BATTLING CANCER REQUIRES SURRENDER TO GOD

In all my 80 years I have had to deal periodically with depression.  In my younger years it was a common battle.  It was not until I had breast cancer, the very fast moving kind, that the doctors said would probably kill me in four to six months, that I finally became less susceptible to depression.  Chemo and radiation rarely helped in this type of cancer.  So I had to face the real possibility of dying.

This experience was, of course, very depressing at first.  I was 49 and wanted to live to see my grandchildren as well as watch my two sons grow into manhood.  So I felt depressed when I thought of these desires that would not happen for me.

Fortunately for me, I had a relationship with the Lord, Jesus Christ.  I had developed a close relationship to Him through spending time in studying the Bible and in praying.  Through the years I learned from a wonderful saint Dr.
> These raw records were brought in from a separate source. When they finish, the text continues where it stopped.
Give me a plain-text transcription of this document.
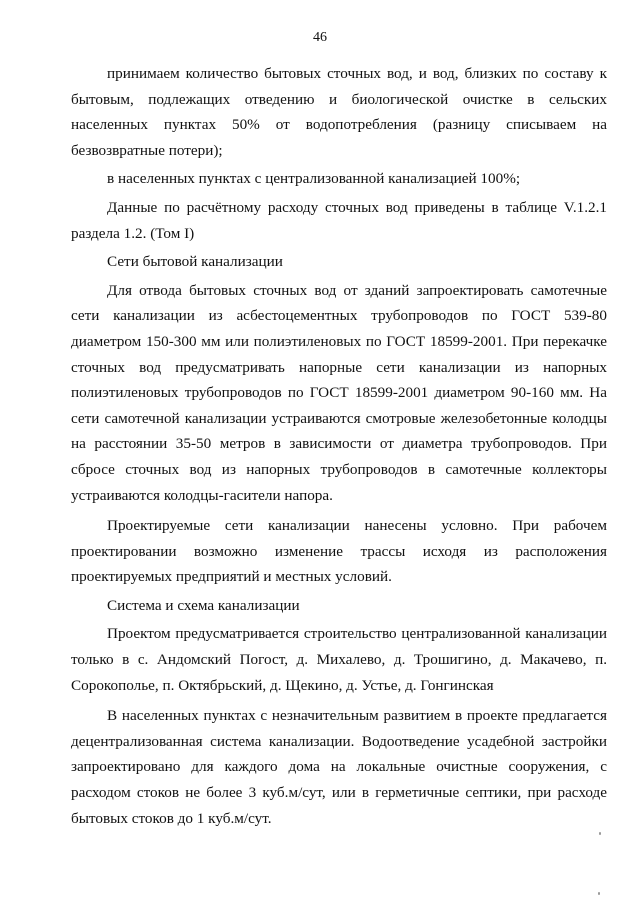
46

принимаем количество бытовых сточных вод, и вод, близких по составу к бытовым, подлежащих отведению и биологической очистке в сельских населенных пунктах 50% от водопотребления (разницу списываем на безвозвратные потери);

в населенных пунктах с централизованной канализацией 100%;

Данные по расчётному расходу сточных вод приведены в таблице V.1.2.1 раздела 1.2. (Том I)

Сети бытовой канализации

Для отвода бытовых сточных вод от зданий запроектировать самотечные сети канализации из асбестоцементных трубопроводов по ГОСТ 539-80 диаметром 150-300 мм или полиэтиленовых по ГОСТ 18599-2001. При перекачке сточных вод предусматривать напорные сети канализации из напорных полиэтиленовых трубопроводов по ГОСТ 18599-2001 диаметром 90-160 мм. На сети самотечной канализации устраиваются смотровые железобетонные колодцы на расстоянии 35-50 метров в зависимости от диаметра трубопроводов. При сбросе сточных вод из напорных трубопроводов в самотечные коллекторы устраиваются колодцы-гасители напора.

Проектируемые сети канализации нанесены условно. При рабочем проектировании возможно изменение трассы исходя из расположения проектируемых предприятий и местных условий.

Система и схема канализации

Проектом предусматривается строительство централизованной канализации только в с. Андомский Погост, д. Михалево, д. Трошигино, д. Макачево, п. Сорокополье, п. Октябрьский, д. Щекино, д. Устье, д. Гонгинская

В населенных пунктах с незначительным развитием в проекте предлагается децентрализованная система канализации. Водоотведение усадебной застройки запроектировано для каждого дома на локальные очистные сооружения, с расходом стоков не более 3 куб.м/сут, или в герметичные септики, при расходе бытовых стоков до 1 куб.м/сут.
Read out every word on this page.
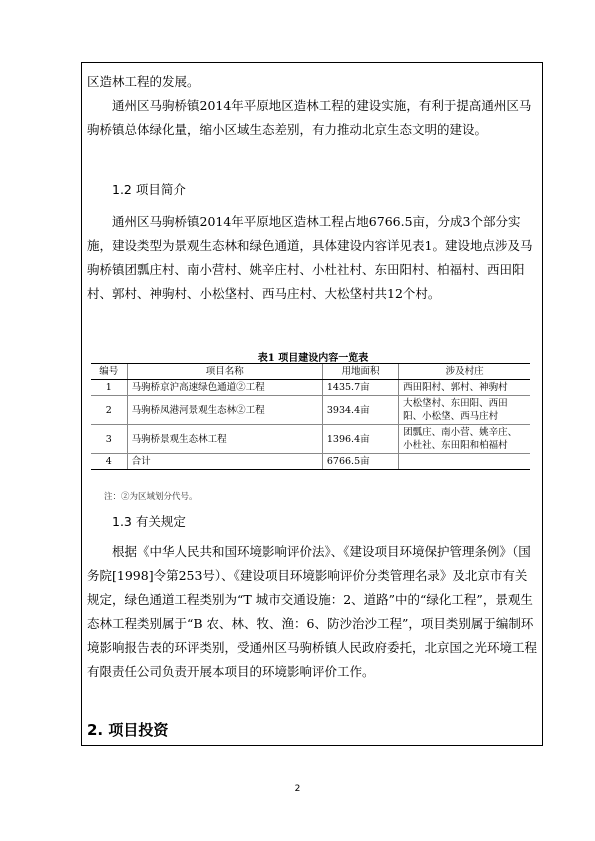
区造林工程的发展。

通州区马驹桥镇2014年平原地区造林工程的建设实施，有利于提高通州区马驹桥镇总体绿化量，缩小区域生态差别，有力推动北京生态文明的建设。

1.2 项目简介

通州区马驹桥镇2014年平原地区造林工程占地6766.5亩，分成3个部分实施，建设类型为景观生态林和绿色通道，具体建设内容详见表1。建设地点涉及马驹桥镇团瓢庄村、南小营村、姚辛庄村、小杜社村、东田阳村、柏福村、西田阳村、郭村、神驹村、小松垡村、西马庄村、大松垡村共12个村。

表1 项目建设内容一览表
编号	项目名称	用地面积	涉及村庄
1	马驹桥京沪高速绿色通道②工程	1435.7亩	西田阳村、郭村、神驹村
2	马驹桥凤港河景观生态林②工程	3934.4亩	大松垡村、东田阳、西田阳、小松垡、西马庄村
3	马驹桥景观生态林工程	1396.4亩	团瓢庄、南小营、姚辛庄、小杜社、东田阳和柏福村
4	合计	6766.5亩	
注：②为区域划分代号。
1.3 有关规定

根据《中华人民共和国环境影响评价法》、《建设项目环境保护管理条例》（国务院[1998]令第253号）、《建设项目环境影响评价分类管理名录》及北京市有关规定，绿色通道工程类别为“T 城市交通设施：2、道路”中的“绿化工程”，景观生态林工程类别属于“B 农、林、牧、渔：6、防沙治沙工程”，项目类别属于编制环境影响报告表的环评类别，受通州区马驹桥镇人民政府委托，北京国之光环境工程有限责任公司负责开展本项目的环境影响评价工作。

2. 项目投资
2
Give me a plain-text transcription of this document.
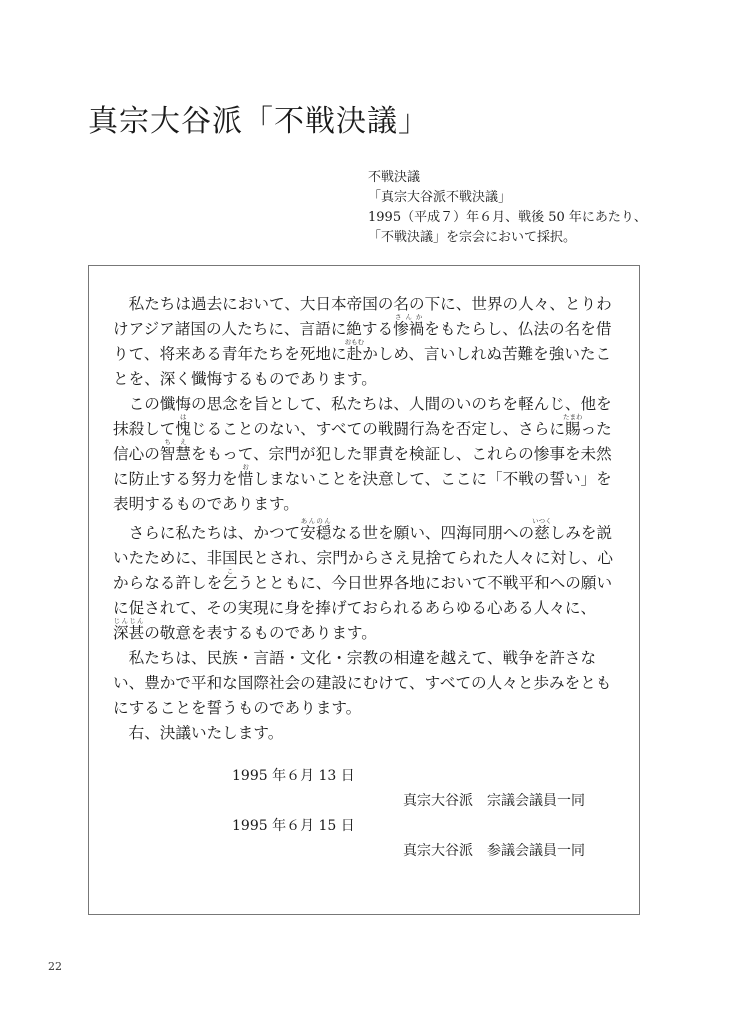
真宗大谷派「不戦決議」
不戦決議
「真宗大谷派不戦決議」
1995（平成７）年６月、戦後 50 年にあたり、
「不戦決議」を宗会において採択。

私たちは過去において、大日本帝国の名の下に、世界の人々、とりわけアジア諸国の人たちに、言語に絶する惨禍さんかをもたらし、仏法の名を借りて、将来ある青年たちを死地に赴おもむかしめ、言いしれぬ苦難を強いたことを、深く懺悔するものであります。

この懺悔の思念を旨として、私たちは、人間のいのちを軽んじ、他を抹殺して愧はじることのない、すべての戦闘行為を否定し、さらに賜たまわった信心の智慧ちえをもって、宗門が犯した罪責を検証し、これらの惨事を未然に防止する努力を惜おしまないことを決意して、ここに「不戦の誓い」を表明するものであります。

さらに私たちは、かつて安穏あんのんなる世を願い、四海同朋への慈いつくしみを説いたために、非国民とされ、宗門からさえ見捨てられた人々に対し、心からなる許しを乞こうとともに、今日世界各地において不戦平和への願いに促されて、その実現に身を捧げておられるあらゆる心ある人々に、深甚じんじんの敬意を表するものであります。

私たちは、民族・言語・文化・宗教の相違を越えて、戦争を許さない、豊かで平和な国際社会の建設にむけて、すべての人々と歩みをともにすることを誓うものであります。

右、決議いたします。

1995 年６月 13 日
真宗大谷派　宗議会議員一同
1995 年６月 15 日
真宗大谷派　参議会議員一同
22
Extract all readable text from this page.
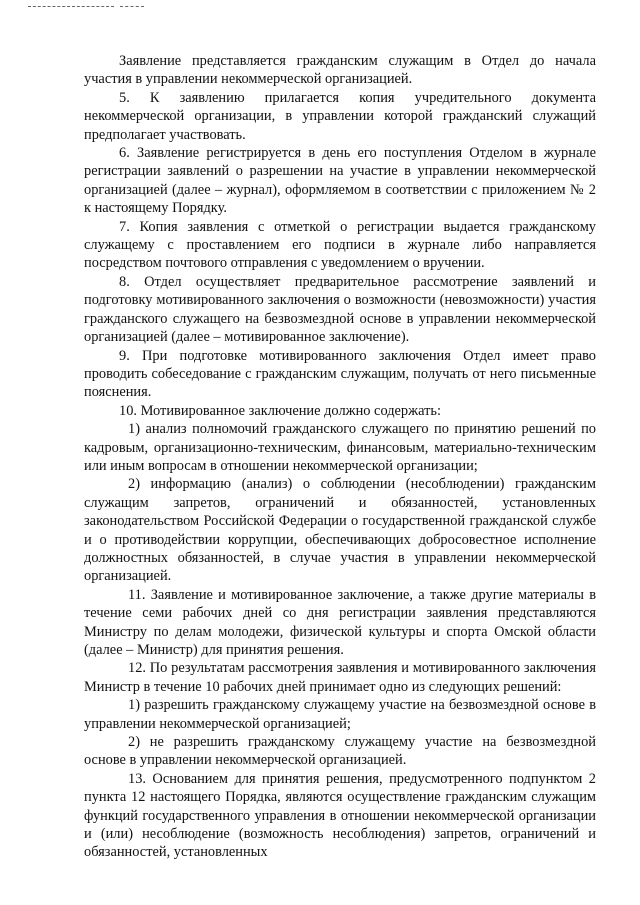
Заявление представляется гражданским служащим в Отдел до начала участия в управлении некоммерческой организацией.

5. К заявлению прилагается копия учредительного документа некоммерческой организации, в управлении которой гражданский служащий предполагает участвовать.

6. Заявление регистрируется в день его поступления Отделом в журнале регистрации заявлений о разрешении на участие в управлении некоммерческой организацией (далее – журнал), оформляемом в соответствии с приложением № 2 к настоящему Порядку.

7. Копия заявления с отметкой о регистрации выдается гражданскому служащему с проставлением его подписи в журнале либо направляется посредством почтового отправления с уведомлением о вручении.

8. Отдел осуществляет предварительное рассмотрение заявлений и подготовку мотивированного заключения о возможности (невозможности) участия гражданского служащего на безвозмездной основе в управлении некоммерческой организацией (далее – мотивированное заключение).

9. При подготовке мотивированного заключения Отдел имеет право проводить собеседование с гражданским служащим, получать от него письменные пояснения.

10. Мотивированное заключение должно содержать:

1) анализ полномочий гражданского служащего по принятию решений по кадровым, организационно-техническим, финансовым, материально-техническим или иным вопросам в отношении некоммерческой организации;

2) информацию (анализ) о соблюдении (несоблюдении) гражданским служащим запретов, ограничений и обязанностей, установленных законодательством Российской Федерации о государственной гражданской службе и о противодействии коррупции, обеспечивающих добросовестное исполнение должностных обязанностей, в случае участия в управлении некоммерческой организацией.

11. Заявление и мотивированное заключение, а также другие материалы в течение семи рабочих дней со дня регистрации заявления представляются Министру по делам молодежи, физической культуры и спорта Омской области (далее – Министр) для принятия решения.

12. По результатам рассмотрения заявления и мотивированного заключения Министр в течение 10 рабочих дней принимает одно из следующих решений:

1) разрешить гражданскому служащему участие на безвозмездной основе в управлении некоммерческой организацией;

2) не разрешить гражданскому служащему участие на безвозмездной основе в управлении некоммерческой организацией.

13. Основанием для принятия решения, предусмотренного подпунктом 2 пункта 12 настоящего Порядка, являются осуществление гражданским служащим функций государственного управления в отношении некоммерческой организации и (или) несоблюдение (возможность несоблюдения) запретов, ограничений и обязанностей, установленных
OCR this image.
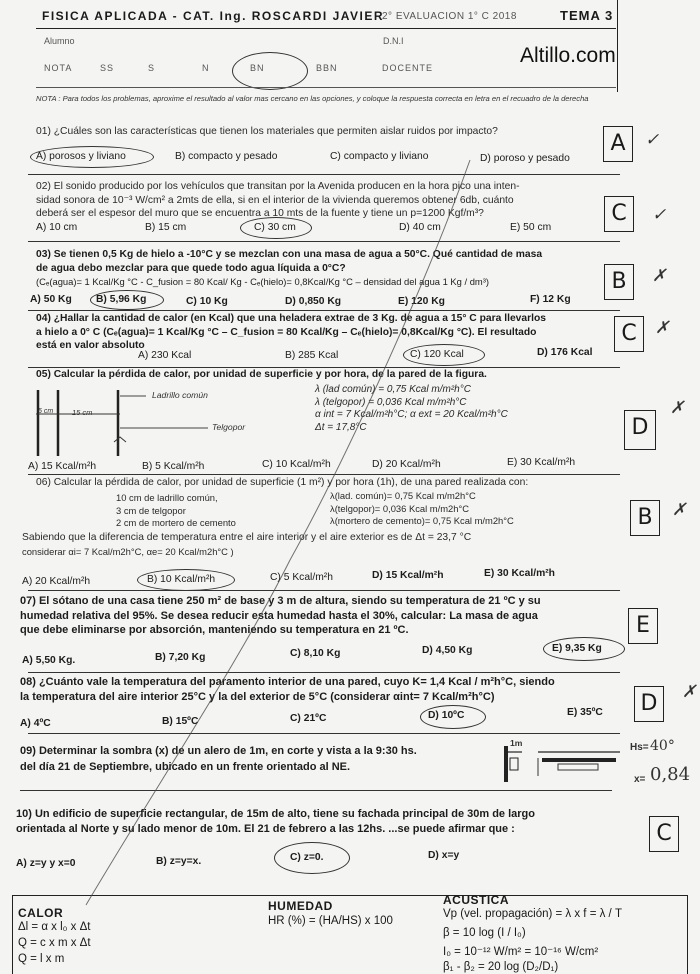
FISICA APLICADA - CAT. Ing. ROSCARDI JAVIER
2° EVALUACION 1° C 2018	TEMA 3
Alumno	D.N.I
Altillo.com
NOTA	SS	S	N	BN	BBN	DOCENTE
NOTA : Para todos los problemas, aproxime el resultado al valor mas cercano en las opciones, y coloque la respuesta correcta en letra en el recuadro de la derecha
01) ¿Cuáles son las características que tienen los materiales que permiten aislar ruidos por impacto?
A) porosos y liviano	B) compacto y pesado	C) compacto y liviano	D) poroso y pesado
A	✓
02) El sonido producido por los vehículos que transitan por la Avenida producen en la hora pico una inten-
sidad sonora de 10⁻³ W/cm² a 2mts de ella, si en el interior de la vivienda queremos obtener 6db, cuánto
deberá ser el espesor del muro que se encuentra a 10 mts de la fuente y tiene un p=1200 Kgf/m³?
A) 10 cm	B) 15 cm	C) 30 cm	D) 40 cm	E) 50 cm
C	✓
03) Se tienen 0,5 Kg de hielo a -10°C y se mezclan con una masa de agua a 50°C. Qué cantidad de masa
de agua debo mezclar para que quede todo agua líquida a 0°C?
(Cₑ(agua)= 1 Kcal/Kg °C - C_fusion = 80 Kcal/ Kg - Cₑ(hielo)= 0,8Kcal/Kg °C – densidad del agua 1 Kg / dm³)
A) 50 Kg B) 5,96 Kg	C) 10 Kg	D) 0,850 Kg	E) 120 Kg	F) 12 Kg
B	✗
04) ¿Hallar la cantidad de calor (en Kcal) que una heladera extrae de 3 Kg. de agua a 15° C para llevarlos
a hielo a 0° C (Cₑ(agua)= 1 Kcal/Kg °C – C_fusion = 80 Kcal/Kg – Cₑ(hielo)= 0,8Kcal/Kg °C). El resultado
está en valor absoluto
A) 230 Kcal	B) 285 Kcal	C) 120 Kcal	D) 176 Kcal
C	✗
05) Calcular la pérdida de calor, por unidad de superficie y por hora, de la pared de la figura.
Ladrillo común
Telgopor
5 cm	15 cm
λ (lad común) = 0,75 Kcal m/m²h°C
λ (telgopor) = 0,036 Kcal m/m²h°C
α int = 7 Kcal/m²h°C; α ext = 20 Kcal/m²h°C
Δt = 17,8°C
A) 15 Kcal/m²h	B) 5 Kcal/m²h	C) 10 Kcal/m²h	D) 20 Kcal/m²h	E) 30 Kcal/m²h
D
✗
06) Calcular la pérdida de calor, por unidad de superficie (1 m²) y por hora (1h), de una pared realizada con:
10 cm de ladrillo común,
3 cm de telgopor
2 cm de mortero de cemento
λ(lad. común)= 0,75 Kcal m/m2h°C
λ(telgopor)= 0,036 Kcal m/m2h°C
λ(mortero de cemento)= 0,75 Kcal m/m2h°C
Sabiendo que la diferencia de temperatura entre el aire interior y el aire exterior es de Δt = 23,7 °C
considerar αi= 7 Kcal/m2h°C, αe= 20 Kcal/m2h°C )
A) 20 Kcal/m²h	B) 10 Kcal/m²h	C) 5 Kcal/m²h	D) 15 Kcal/m²h	E) 30 Kcal/m²h
B	✗
07) El sótano de una casa tiene 250 m² de base y 3 m de altura, siendo su temperatura de 21 ºC y su
humedad relativa del 95%. Se desea reducir esta humedad hasta el 30%, calcular: La masa de agua
que debe eliminarse por absorción, manteniendo su temperatura en 21 ºC.
A) 5,50 Kg.	B) 7,20 Kg	C) 8,10 Kg	D) 4,50 Kg	E) 9,35 Kg
E
08) ¿Cuánto vale la temperatura del paramento interior de una pared, cuyo K= 1,4 Kcal / m²h°C, siendo
la temperatura del aire interior 25°C y la del exterior de 5°C (considerar αint= 7 Kcal/m²h°C)
A) 4ºC	B) 15ºC	C) 21ºC	D) 10ºC	E) 35ºC D	✗
09) Determinar la sombra (x) de un alero de 1m, en corte y vista a la 9:30 hs.
del día 21 de Septiembre, ubicado en un frente orientado al NE.
1m	Hs= 40°
x= 0,84
10) Un edificio de superficie rectangular, de 15m de alto, tiene su fachada principal de 30m de largo
orientada al Norte y su lado menor de 10m. El 21 de febrero a las 12hs. ...se puede afirmar que :
A) z=y y x=0	B) z=y=x.	C) z=0.	D) x=y
C
CALOR
Δl = α x l₀ x Δt
Q = c x m x Δt
Q = l x m
HUMEDAD
HR (%) = (HA/HS) x 100
ACUSTICA
Vp (vel. propagación) = λ x f = λ / T
β = 10 log (I / I₀)
I₀ = 10⁻¹² W/m² = 10⁻¹⁶ W/cm²
β₁ - β₂ = 20 log (D₂/D₁)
Frank Laubach to work at putting Jesus into a thought of every minute of the day.  So prayer was a habit that I practiced for years.  But to face cancer and death at 49 came as a shock and I did feel depressed.  I became angry at God and felt He had let me down.  I prayed and believed He would heal me and I would not have cancer.  But it was cancer and possibly and probably fatal.  My faith was at a very low ebb.

So I asked my praying friends, my ministers, and all to pray for me as I had no energy or faith to pray for myself.  The Lord provided many to pray for me.  I believe that is why I have lived and had 30 years of cancer free health.

But this happened for me when I was praying one night.  I asked the Lord to heal me.  He said that I had to surrender my will – yes, my desire to be healed and all that I loved and all that I had and all my desires to Him.  To put ALL into His hands.  This was not easy.  It was hard to not want to be healed.  It was hard to put those I loved into His hands.  It was hard to “let go” of all my desires.   But actually, I realized that I was fixing to die (or so it seemed).  I wanted to go to heaven and live forever with Jesus, so I “let go”.  I surrendered ALL and told Him it did not matter.  I would live if that was His desire and if He wanted me to die that was okay too.  I put my life literally in His hands to live or die.  From that time until now, 30 years later, I have had a peace that is so far beyond words to explain that has never left me.  Oh yes, there have been trials.  Quite a number of them in 30 years, but I could make it through them knowing that He is in charge.  I have learned to want whatever He wants.

When He sends or allows trials and depression sticks it’s ugly head into my head – I simply go to my dear Lord.  I ask Him to deliver me from this evil and to fill me with His Holy Spirit.  He comes to me and heals me and shows me the way to overcome depression.  He helps me to daily put my hand in His hand and gradually work my way from any depression.  I pray constantly.  I put Him into every thought.  Doing this helps me to see things as He sees them.  I can then rest in peace knowing He always knows best.  He loves me and all those I love and wants us all to be His.  Love like this cancels depression and puts into it’s place peace, joy and LOVE.

Yes, depression can be healed.  Through abiding in our dear Lord and developing a close relationship to Him.  He gives us His LOVE.  Love divine – all loves excelling – and delivers us from depression.